1. Field of the Invention
The present invention relates to sorting devices and more particularly, to sorting devices for wood chips according to their thickness, to be used in the production of paper pulp.
2. Prior Art
The great majority of devices used for sorting varying sizes for material chips generally utilize screens having an appropriate mesh that will permit chips smaller than certain dimensions in thickness, length and width to pass through the screen and be collected, while the rejected material passes over the screen for subsequent disposal.
Other prior apparatus for this purpose utilizes a plurality of equal diameter disks disposed in a plurality of rows, over which the material to be sorted is fed. The disks rotate in the same direction, which causes the material to progress along the sorting device. Such devices are intended primarily for a gross separation of chunky or elongated over sized chips from materials of a generally smaller size. The acceptable smaller sized chips pass between the disks relatively easily, while the over sized chips are held back by the disks and carried to the discharger. Long thin pieces which would be acceptable except for their length, because they are longer than the distance between disks, are transported crosswise to the direction of flow of the other chips to the discharge end of the apparatus.
When using such a device for gross sorting of wood chips, it is thus necessary that the material not be upset too much or the longer thin pieces will pass through the disks and contaminate the acceptable chips being collected. The disks are therefore of uniform diameter so that the chips will be horizontally transported along the device.
A further disadvantage associated with this latter type of prior art device is that when disks having a smooth outer peripheral edge are used, the material chips being sorted tend to slide over the disks and not be gripped thereby, and are therefore not as efficiently sorted as is desirable, which results in a substantial loss of otherwise usable material chips that remain with the rejected chips and are disposed of.
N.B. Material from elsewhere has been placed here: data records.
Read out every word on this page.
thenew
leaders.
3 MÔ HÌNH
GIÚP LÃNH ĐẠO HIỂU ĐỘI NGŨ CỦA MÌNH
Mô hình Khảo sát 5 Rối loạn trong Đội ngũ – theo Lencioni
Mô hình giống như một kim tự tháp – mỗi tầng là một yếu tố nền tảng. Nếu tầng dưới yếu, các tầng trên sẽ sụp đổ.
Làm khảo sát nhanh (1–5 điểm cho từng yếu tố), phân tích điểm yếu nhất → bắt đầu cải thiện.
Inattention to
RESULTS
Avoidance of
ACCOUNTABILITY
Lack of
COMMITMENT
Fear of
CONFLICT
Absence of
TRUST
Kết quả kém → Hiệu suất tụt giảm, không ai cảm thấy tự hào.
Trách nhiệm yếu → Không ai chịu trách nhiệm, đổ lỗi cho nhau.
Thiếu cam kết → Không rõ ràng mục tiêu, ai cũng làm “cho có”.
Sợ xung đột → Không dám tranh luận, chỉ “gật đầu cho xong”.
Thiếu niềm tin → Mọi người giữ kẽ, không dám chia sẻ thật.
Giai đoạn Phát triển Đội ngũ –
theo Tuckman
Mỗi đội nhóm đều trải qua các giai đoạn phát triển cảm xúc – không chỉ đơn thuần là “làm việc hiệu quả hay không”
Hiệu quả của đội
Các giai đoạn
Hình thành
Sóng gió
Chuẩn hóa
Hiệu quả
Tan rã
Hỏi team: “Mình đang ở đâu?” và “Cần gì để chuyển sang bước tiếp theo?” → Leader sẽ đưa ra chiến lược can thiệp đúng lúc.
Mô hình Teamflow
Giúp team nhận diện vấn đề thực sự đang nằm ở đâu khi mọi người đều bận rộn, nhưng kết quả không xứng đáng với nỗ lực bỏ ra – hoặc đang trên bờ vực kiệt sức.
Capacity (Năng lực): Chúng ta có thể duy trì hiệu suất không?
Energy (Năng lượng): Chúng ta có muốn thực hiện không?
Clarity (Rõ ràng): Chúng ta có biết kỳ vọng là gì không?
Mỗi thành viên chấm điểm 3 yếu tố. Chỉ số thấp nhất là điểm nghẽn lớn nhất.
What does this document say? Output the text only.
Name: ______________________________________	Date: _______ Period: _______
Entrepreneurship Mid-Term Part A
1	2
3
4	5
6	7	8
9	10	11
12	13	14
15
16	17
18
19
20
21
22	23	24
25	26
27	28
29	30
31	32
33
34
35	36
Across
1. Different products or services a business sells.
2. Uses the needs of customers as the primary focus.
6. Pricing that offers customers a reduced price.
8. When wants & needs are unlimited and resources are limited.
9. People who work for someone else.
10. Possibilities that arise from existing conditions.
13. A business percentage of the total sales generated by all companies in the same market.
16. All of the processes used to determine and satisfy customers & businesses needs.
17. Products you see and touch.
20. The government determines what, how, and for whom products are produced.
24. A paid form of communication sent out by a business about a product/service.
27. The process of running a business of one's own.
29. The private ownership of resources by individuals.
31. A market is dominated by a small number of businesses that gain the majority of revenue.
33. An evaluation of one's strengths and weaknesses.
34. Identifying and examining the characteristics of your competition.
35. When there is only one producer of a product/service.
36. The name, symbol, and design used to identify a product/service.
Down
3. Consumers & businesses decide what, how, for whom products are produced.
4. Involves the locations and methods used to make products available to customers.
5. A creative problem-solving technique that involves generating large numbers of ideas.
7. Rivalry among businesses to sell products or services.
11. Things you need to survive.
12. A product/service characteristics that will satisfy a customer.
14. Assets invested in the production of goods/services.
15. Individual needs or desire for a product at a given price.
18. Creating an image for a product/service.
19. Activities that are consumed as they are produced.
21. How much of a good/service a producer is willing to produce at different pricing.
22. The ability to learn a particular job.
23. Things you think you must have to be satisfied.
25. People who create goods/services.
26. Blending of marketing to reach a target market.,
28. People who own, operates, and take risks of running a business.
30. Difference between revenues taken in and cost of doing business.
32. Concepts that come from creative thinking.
Another disadvantage associated with these prior art devices is that when some form of member having other than a circular disk shape is utilized, for example a star-shaped or other convoluted periphery, these members in adjacent rows are arranged to mesh with each other like gears while rotating at the same peripheral speeds in order to avoid upsetting the oversized chips and thereby interrupting their orderly travel along the tops of successive rows of disks, but this also results in carrying to the reject outlet a good number of chips which would be accepted if upset to present a different dimension to the spaces between adjacent disks.